Jonah Lehrer, a staff writer on the New Yorker magazine, has resigned after admitting that he fabricated Bob Dylan's quotes in a book.
He had previously dismissed claims about falsifying the quotes in his best-selling book, Imagine: how creativity works, but finally came clean yesterday.
In a statement issued through the book's publisher he explained that he had received an email from another journalist, Michael Moynihan, asking about Dylan's quotes. Lehrer said:
"The quotes in question either did not exist, were unintentional misquotations, or represented improper combinations of previously existing quotes.

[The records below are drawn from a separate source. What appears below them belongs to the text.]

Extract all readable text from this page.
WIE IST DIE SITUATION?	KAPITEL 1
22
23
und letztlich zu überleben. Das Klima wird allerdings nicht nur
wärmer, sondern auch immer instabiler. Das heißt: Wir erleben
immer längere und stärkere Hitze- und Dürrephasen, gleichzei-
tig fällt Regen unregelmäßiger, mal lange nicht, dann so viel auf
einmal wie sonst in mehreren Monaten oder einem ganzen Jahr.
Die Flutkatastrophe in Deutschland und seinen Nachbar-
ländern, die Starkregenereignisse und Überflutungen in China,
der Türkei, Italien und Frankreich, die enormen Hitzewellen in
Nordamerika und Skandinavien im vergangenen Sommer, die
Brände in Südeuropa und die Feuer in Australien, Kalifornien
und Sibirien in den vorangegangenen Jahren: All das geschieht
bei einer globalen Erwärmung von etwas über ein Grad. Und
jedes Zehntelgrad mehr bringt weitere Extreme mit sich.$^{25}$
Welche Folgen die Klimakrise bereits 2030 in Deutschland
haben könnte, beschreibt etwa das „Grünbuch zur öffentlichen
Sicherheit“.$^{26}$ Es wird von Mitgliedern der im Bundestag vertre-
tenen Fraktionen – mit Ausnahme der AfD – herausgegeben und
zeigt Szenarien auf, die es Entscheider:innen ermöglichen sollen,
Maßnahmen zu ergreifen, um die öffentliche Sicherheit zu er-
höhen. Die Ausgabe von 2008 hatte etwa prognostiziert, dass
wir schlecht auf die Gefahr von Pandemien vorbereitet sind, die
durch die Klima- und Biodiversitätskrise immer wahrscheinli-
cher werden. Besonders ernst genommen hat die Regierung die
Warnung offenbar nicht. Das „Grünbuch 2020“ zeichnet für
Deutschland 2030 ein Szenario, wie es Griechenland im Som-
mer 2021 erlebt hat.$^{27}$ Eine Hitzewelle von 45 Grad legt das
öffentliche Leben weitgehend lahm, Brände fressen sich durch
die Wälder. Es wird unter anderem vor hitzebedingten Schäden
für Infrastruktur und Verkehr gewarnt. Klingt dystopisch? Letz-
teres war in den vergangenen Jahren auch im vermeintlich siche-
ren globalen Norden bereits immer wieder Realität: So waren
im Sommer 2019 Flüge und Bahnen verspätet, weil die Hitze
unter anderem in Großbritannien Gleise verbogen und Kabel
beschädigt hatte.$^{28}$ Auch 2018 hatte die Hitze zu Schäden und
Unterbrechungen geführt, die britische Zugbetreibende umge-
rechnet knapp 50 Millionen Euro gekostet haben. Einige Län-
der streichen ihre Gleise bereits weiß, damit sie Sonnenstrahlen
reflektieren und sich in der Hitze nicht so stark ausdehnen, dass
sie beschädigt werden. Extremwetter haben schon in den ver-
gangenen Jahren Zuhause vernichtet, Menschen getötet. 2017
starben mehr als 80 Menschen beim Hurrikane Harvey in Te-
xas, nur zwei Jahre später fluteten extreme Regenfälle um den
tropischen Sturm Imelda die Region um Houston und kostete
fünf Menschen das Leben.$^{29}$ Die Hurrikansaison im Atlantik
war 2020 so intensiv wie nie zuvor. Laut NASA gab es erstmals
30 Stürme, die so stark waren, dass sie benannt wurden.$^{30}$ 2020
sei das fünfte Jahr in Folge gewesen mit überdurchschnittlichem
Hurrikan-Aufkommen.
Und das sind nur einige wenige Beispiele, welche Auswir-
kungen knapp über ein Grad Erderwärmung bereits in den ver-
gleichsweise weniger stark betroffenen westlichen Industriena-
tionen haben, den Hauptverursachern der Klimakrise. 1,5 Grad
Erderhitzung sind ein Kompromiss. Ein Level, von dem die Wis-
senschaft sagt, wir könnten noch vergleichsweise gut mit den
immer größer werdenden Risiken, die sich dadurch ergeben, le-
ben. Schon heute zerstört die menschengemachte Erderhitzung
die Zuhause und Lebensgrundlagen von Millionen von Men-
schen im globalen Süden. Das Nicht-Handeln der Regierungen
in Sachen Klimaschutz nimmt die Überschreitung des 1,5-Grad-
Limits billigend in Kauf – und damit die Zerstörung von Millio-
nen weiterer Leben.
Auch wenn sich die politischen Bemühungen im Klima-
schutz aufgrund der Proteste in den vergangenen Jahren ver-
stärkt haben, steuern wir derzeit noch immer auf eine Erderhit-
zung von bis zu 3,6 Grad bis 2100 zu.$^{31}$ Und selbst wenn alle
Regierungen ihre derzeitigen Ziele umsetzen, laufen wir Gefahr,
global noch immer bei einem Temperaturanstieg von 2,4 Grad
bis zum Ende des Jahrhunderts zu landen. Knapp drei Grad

But I told Mr Moynihan that they were from archival interview footage provided to me by Dylan's representatives. This was a lie spoken in a moment of panic. When Mr Moynihan followed up, I continued to lie, and say things I should not have said."
Lehrer's admission of both making up and misattributing quotes followed an article by Moynihan in Tablet magazine in which he mentioned other complaints about Lehrer's journalistic work.
The New York Times reported that Lehrer had been forced to apologise for recycling some of his previous work from the Wall Street Journal, Wired and other publications in blog posts for the New Yorker.
The New Yorker's editor, David Remnick, said of Lehrer's resignation: "This is a terrifically sad situation but, in the end, what is most important is the integrity of what we publish and what we stand for."
And the publishers of Lehrer's book, Houghton Mifflin Harcourt, said it would recall copies. According to the Wall Street Journal, Barnes and Noble and Amazon are halting the sale of digital and print copies of the book.
Imagine is Lehrer's third book. He graduated with a degree in neuroscience from New York's Columbia University and then took a masters at Oxford as a Rhodes scholar.